~歴代死刑囚について語ろう~確定百四十四年目~at COURT
~歴代死刑囚について語ろう~確定百四十四年目~ - 暇つぶし2ch277:傍聴席@名無しさんでいっぱい
18/12/26 03:51:42.02 Jw4OkE/G0.net
>>193
西山の話は結構複雑なんだよね。
まあ仮釈放中の犯行で死刑にあたる罪はどれも難しいんだけど、西山は特にね。
西山の場合、永山基準後の具体的に無期懲役仮出獄中の強盗殺人の犯行から西山まで
の5人を第一審では比較対象として、これらより悪質でないから、無期懲役とされた。
具体的には佐々木和三、武安幸久、古矢新治、高田勝利、森川哲行であり、佐々木は被害者
2名、武安は強盗、窃盗の余罪が多数で、古矢は十分に計画的で反省なし、高田は前科多数、
反省なし、森川は被害者2名などが悪質とされた情状と思われる。
控訴審では比較は西山と事件が似た古矢、高田に絞られ、死刑は支持された。
なぜこういう話になったかというと、無期懲役仮出獄中の犯行の評価の難しさが原因と思われる。

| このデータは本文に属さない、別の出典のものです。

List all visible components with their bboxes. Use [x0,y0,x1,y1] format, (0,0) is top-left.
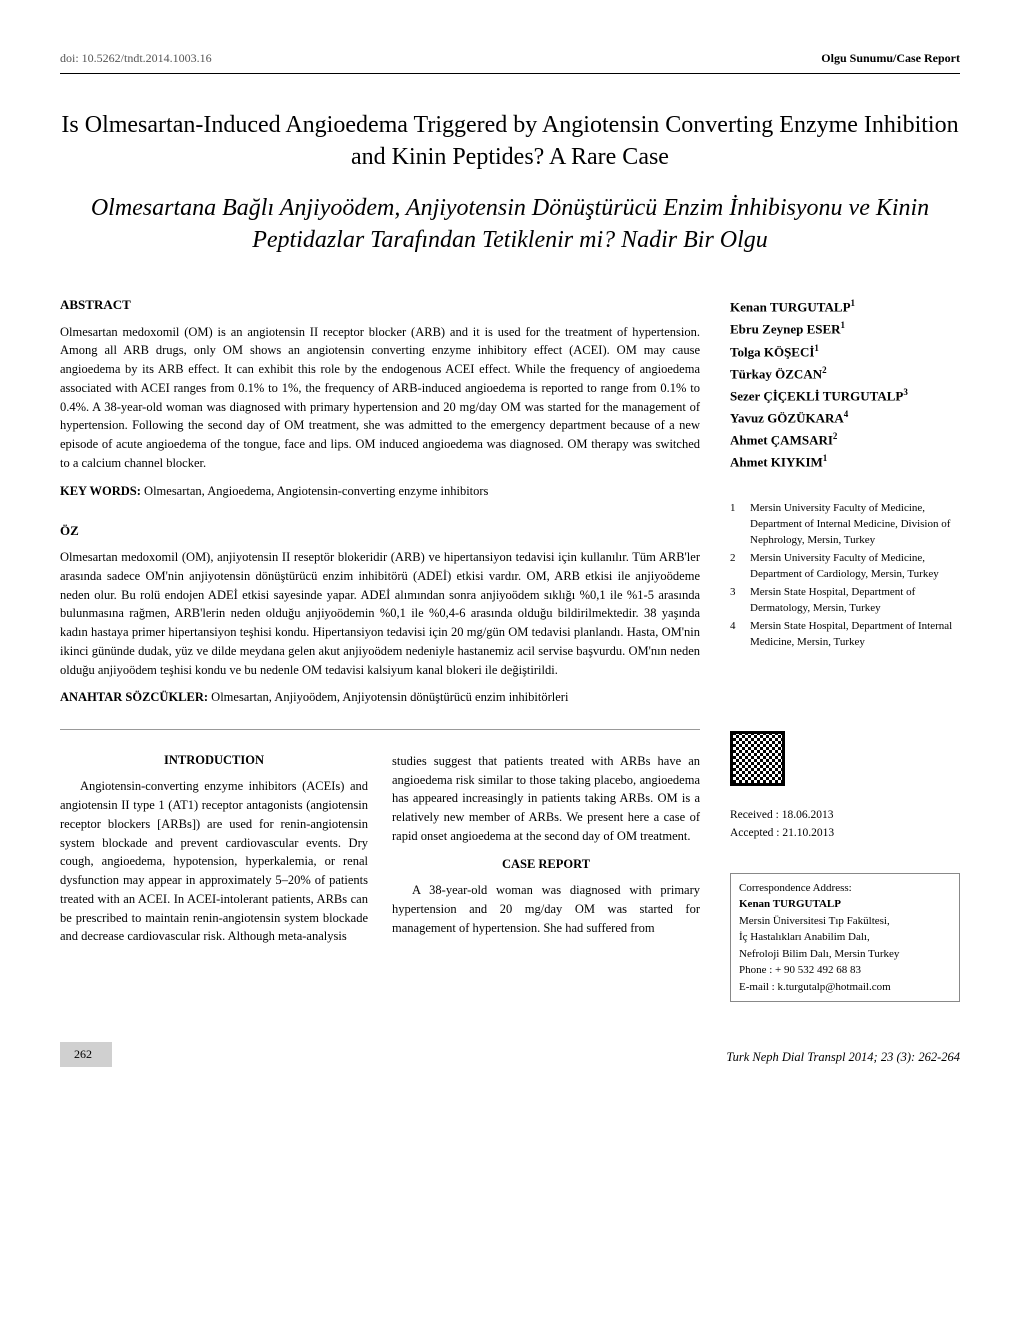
correspondence-addr2: İç Hastalıkları Anabilim Dalı, [739,929,951,946]
introduction-heading: INTRODUCTION [60,752,368,770]
keywords-label-en: KEY WORDS: [60,484,141,498]
keywords-en: KEY WORDS: Olmesartan, Angioedema, Angio… [60,483,700,501]
qr-code-icon [730,731,785,786]
affiliation-item: 3Mersin State Hospital, Department of De… [730,585,960,617]
left-column: ABSTRACT Olmesartan medoxomil (OM) is an… [60,296,700,1002]
oz-body: Olmesartan medoxomil (OM), anjiyotensin … [60,548,700,679]
header-row: doi: 10.5262/tndt.2014.1003.16 Olgu Sunu… [60,50,960,74]
received-date: Received : 18.06.2013 [730,806,960,824]
correspondence-addr1: Mersin Üniversitesi Tıp Fakültesi, [739,913,951,930]
correspondence-phone: Phone : + 90 532 492 68 83 [739,962,951,979]
oz-heading: ÖZ [60,522,700,540]
page-number: 262 [60,1042,112,1067]
right-column: Kenan TURGUTALP1 Ebru Zeynep ESER1 Tolga… [730,296,960,1002]
body-two-column: INTRODUCTION Angiotensin-converting enzy… [60,752,700,946]
author-item: Türkay ÖZCAN2 [730,363,960,385]
correspondence-email: E-mail : k.turgutalp@hotmail.com [739,979,951,996]
journal-citation: Turk Neph Dial Transpl 2014; 23 (3): 262… [726,1049,960,1067]
title-english: Is Olmesartan-Induced Angioedema Trigger… [60,109,960,174]
affiliation-item: 1Mersin University Faculty of Medicine, … [730,501,960,549]
title-turkish: Olmesartana Bağlı Anjiyoödem, Anjiyotens… [60,192,960,257]
author-item: Kenan TURGUTALP1 [730,296,960,318]
doi-text: doi: 10.5262/tndt.2014.1003.16 [60,50,212,67]
author-item: Ahmet KIYKIM1 [730,451,960,473]
affiliations-list: 1Mersin University Faculty of Medicine, … [730,501,960,650]
correspondence-addr3: Nefroloji Bilim Dalı, Mersin Turkey [739,946,951,963]
page-footer: 262 Turk Neph Dial Transpl 2014; 23 (3):… [60,1042,960,1067]
correspondence-name: Kenan TURGUTALP [739,896,951,913]
author-item: Ebru Zeynep ESER1 [730,318,960,340]
main-content-grid: ABSTRACT Olmesartan medoxomil (OM) is an… [60,296,960,1002]
abstract-body: Olmesartan medoxomil (OM) is an angioten… [60,323,700,473]
authors-list: Kenan TURGUTALP1 Ebru Zeynep ESER1 Tolga… [730,296,960,473]
author-item: Sezer ÇİÇEKLİ TURGUTALP3 [730,385,960,407]
introduction-text-cont: studies suggest that patients treated wi… [392,752,700,846]
affiliation-item: 2Mersin University Faculty of Medicine, … [730,551,960,583]
introduction-text: Angiotensin-converting enzyme inhibitors… [60,777,368,946]
report-type: Olgu Sunumu/Case Report [821,50,960,67]
keywords-tr: ANAHTAR SÖZCÜKLER: Olmesartan, Anjiyoöde… [60,689,700,707]
abstract-heading: ABSTRACT [60,296,700,314]
submission-dates: Received : 18.06.2013 Accepted : 21.10.2… [730,806,960,843]
keywords-label-tr: ANAHTAR SÖZCÜKLER: [60,690,208,704]
affiliation-item: 4Mersin State Hospital, Department of In… [730,619,960,651]
correspondence-box: Correspondence Address: Kenan TURGUTALP … [730,873,960,1003]
keywords-text-en: Olmesartan, Angioedema, Angiotensin-conv… [141,484,489,498]
case-report-text: A 38-year-old woman was diagnosed with p… [392,881,700,937]
keywords-text-tr: Olmesartan, Anjiyoödem, Anjiyotensin dön… [208,690,568,704]
body-col-right: studies suggest that patients treated wi… [392,752,700,946]
divider [60,729,700,730]
author-item: Yavuz GÖZÜKARA4 [730,407,960,429]
case-report-heading: CASE REPORT [392,856,700,874]
author-item: Tolga KÖŞECİ1 [730,341,960,363]
body-col-left: INTRODUCTION Angiotensin-converting enzy… [60,752,368,946]
correspondence-label: Correspondence Address: [739,880,951,897]
accepted-date: Accepted : 21.10.2013 [730,824,960,842]
author-item: Ahmet ÇAMSARI2 [730,429,960,451]
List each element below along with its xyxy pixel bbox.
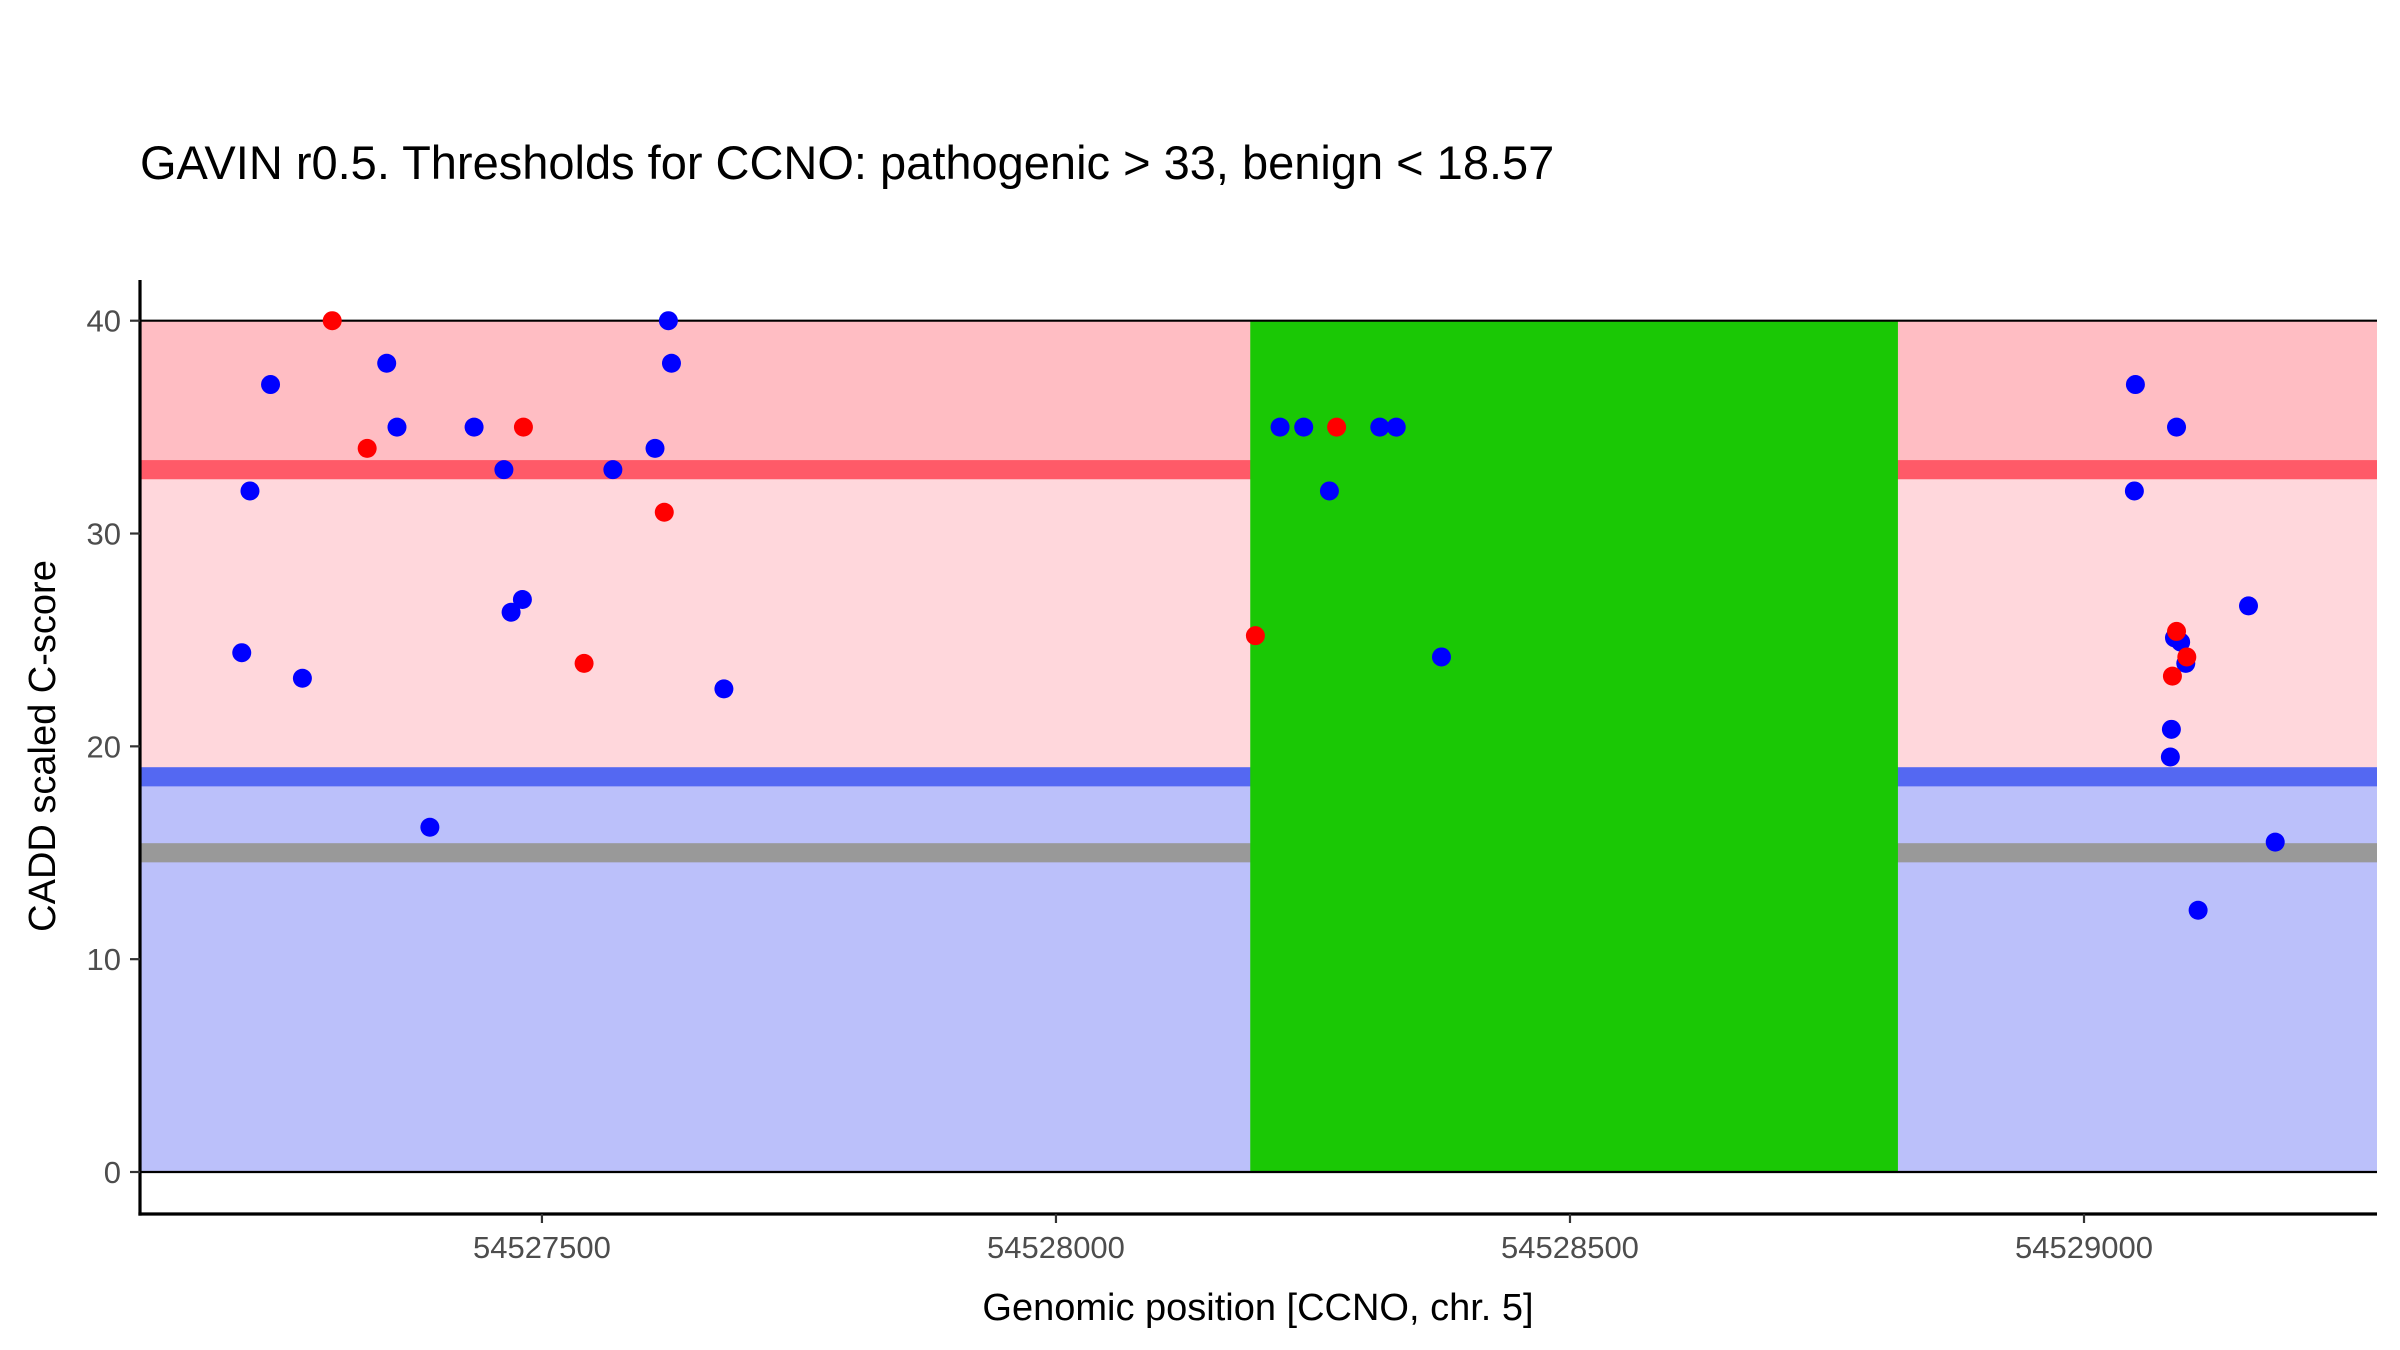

一般に仮釈放中の犯行は仮釈放中の再犯といわれるが、刑法上の再犯は刑の執行の終了または
免除後の犯行であって、仮釈放中の犯行は再犯とされず、再犯加重などに該当しない。
したがって、仮釈放中の犯行は判例上、考慮にとどまるのであるが、永山基準の要素である前科は
法律上の定義は曖昧ではあるが、一般に言い渡された刑、罰金などであるから、仮釈放中の犯行は
前科に含まれるとは考えられるのであるが、永山基準後の死刑事案にそういう例は少ないこと、前述
のように前科が法律用語ではないことから曖昧なこと、再犯加重が有期懲役に関するものとはいえ、
刑法という法令で定められていることにくらべ、仮釈放中の犯行による加重は法令によるものではなく、
死刑事案への影響の評価の困難さなどから西山の下級審での判断には苦慮したようにみえる。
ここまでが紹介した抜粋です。